# Workflow iPad Lightroom CC > external editor and back



## erwinverb (Aug 30, 2018)

Hi everyone,

this is my first post to this forum and what seems to be an extremely knowledgeable community! 

I hope I haven't overseen an existing thread on this topic - but are there people here who have adopted a workflow whereby they edit photos in Lightroom CC on a tablet, then make changes in an external editor (Photoshop, Affinity, ...) on said tablet and import those changes back into Lightroom CC (ultimately LR Classic on desktop)? Is it possible to do all this on the DNG format or will it always revert to a JPG variant?

Much thanks!
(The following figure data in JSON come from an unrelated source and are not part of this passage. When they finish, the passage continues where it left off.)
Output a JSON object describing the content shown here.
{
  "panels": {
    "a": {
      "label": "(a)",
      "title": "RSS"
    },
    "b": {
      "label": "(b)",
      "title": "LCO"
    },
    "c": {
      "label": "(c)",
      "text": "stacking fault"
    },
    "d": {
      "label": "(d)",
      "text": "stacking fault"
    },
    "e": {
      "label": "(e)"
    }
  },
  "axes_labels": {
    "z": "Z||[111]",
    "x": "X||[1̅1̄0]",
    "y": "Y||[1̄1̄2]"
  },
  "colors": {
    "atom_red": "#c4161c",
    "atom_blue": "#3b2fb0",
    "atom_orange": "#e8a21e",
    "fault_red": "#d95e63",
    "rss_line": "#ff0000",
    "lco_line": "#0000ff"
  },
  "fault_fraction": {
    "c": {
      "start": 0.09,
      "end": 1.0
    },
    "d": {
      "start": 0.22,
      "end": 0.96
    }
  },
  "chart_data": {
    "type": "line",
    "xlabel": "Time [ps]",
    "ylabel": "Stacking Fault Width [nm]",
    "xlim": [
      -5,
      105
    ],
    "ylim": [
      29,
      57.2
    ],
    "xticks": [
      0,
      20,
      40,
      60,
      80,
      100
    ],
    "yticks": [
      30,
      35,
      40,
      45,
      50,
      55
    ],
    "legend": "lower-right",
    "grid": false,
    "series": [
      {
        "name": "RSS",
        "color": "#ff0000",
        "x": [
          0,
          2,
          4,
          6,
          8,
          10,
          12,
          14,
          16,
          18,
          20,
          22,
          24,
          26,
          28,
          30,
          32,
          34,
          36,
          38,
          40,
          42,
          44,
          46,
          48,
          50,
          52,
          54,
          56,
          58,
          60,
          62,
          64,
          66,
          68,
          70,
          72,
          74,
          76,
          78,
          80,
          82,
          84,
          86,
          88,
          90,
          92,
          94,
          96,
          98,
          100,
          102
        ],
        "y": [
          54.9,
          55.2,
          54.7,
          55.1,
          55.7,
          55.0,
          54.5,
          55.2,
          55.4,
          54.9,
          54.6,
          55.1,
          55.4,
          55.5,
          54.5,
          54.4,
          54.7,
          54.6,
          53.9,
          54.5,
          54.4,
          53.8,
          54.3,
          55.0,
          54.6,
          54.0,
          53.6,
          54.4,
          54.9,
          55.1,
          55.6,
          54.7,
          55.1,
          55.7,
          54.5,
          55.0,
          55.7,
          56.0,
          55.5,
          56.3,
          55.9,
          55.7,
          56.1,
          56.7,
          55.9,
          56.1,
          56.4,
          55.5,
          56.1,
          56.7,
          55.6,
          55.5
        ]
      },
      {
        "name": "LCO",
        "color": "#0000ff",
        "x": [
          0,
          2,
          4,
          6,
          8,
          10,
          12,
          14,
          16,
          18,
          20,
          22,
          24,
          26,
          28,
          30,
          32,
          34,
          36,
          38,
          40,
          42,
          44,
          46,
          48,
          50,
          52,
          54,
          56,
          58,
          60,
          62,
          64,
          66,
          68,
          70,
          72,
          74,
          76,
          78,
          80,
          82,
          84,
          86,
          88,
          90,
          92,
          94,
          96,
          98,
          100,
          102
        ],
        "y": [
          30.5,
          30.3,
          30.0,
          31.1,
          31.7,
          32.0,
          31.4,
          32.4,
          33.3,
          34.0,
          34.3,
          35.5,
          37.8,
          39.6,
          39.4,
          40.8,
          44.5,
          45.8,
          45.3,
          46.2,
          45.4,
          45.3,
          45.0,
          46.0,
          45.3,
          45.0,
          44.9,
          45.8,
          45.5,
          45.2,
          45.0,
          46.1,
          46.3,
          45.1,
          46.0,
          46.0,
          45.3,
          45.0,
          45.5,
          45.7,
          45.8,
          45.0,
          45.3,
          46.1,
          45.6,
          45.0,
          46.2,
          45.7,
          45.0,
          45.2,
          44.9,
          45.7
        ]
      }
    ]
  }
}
Erwin


----------



## Victoria Bampton (Sep 7, 2018)

Hi Erwin, welcome to the forum!

External editors will always create a rendered file - like a JPEG or a Tiff - so you will end up with an extra file.


----------



## erwinverb (Sep 7, 2018)

Victoria Bampton said:


> External editors will always create a rendered file - like a JPEG or a Tiff - so you will end up with an extra file.



Thanks for confirming, Victoria!


----------



## mcasan (Oct 10, 2018)

That is why on our recent trip to Kenya the wife and I only import raw files into our iPads, cull, and then later import them to our iMacs using the Image Capture app.    Once the raw files are in a iMac folder we tell Lr to import them, do the renaming, and put them into date based folders.   We only edit in the field with the very limited Lr CC on the iPad if someone wants an edited image before we get home.


----------



## Victoria Bampton (Oct 10, 2018)

mcasan said:


> That is why [...] We only edit in the field with the very limited Lr CC on the iPad if someone wants an edited image before we get home.



What is why? Editing in LRCC iPad is non-destructive like CC or Classic on the desktop.


----------



## mcasan (Oct 12, 2018)

non destructive yes.    With the feature parity with Lr Classic....no.   Also no plugins such as Topaz Studio.     For me Lr on iPad is how I show other collections that I have made and edited  in Lr Classic and plugins on the iMac.   For me iPad is for raw file collection in the field and for showing finished images....nothing in between.


----------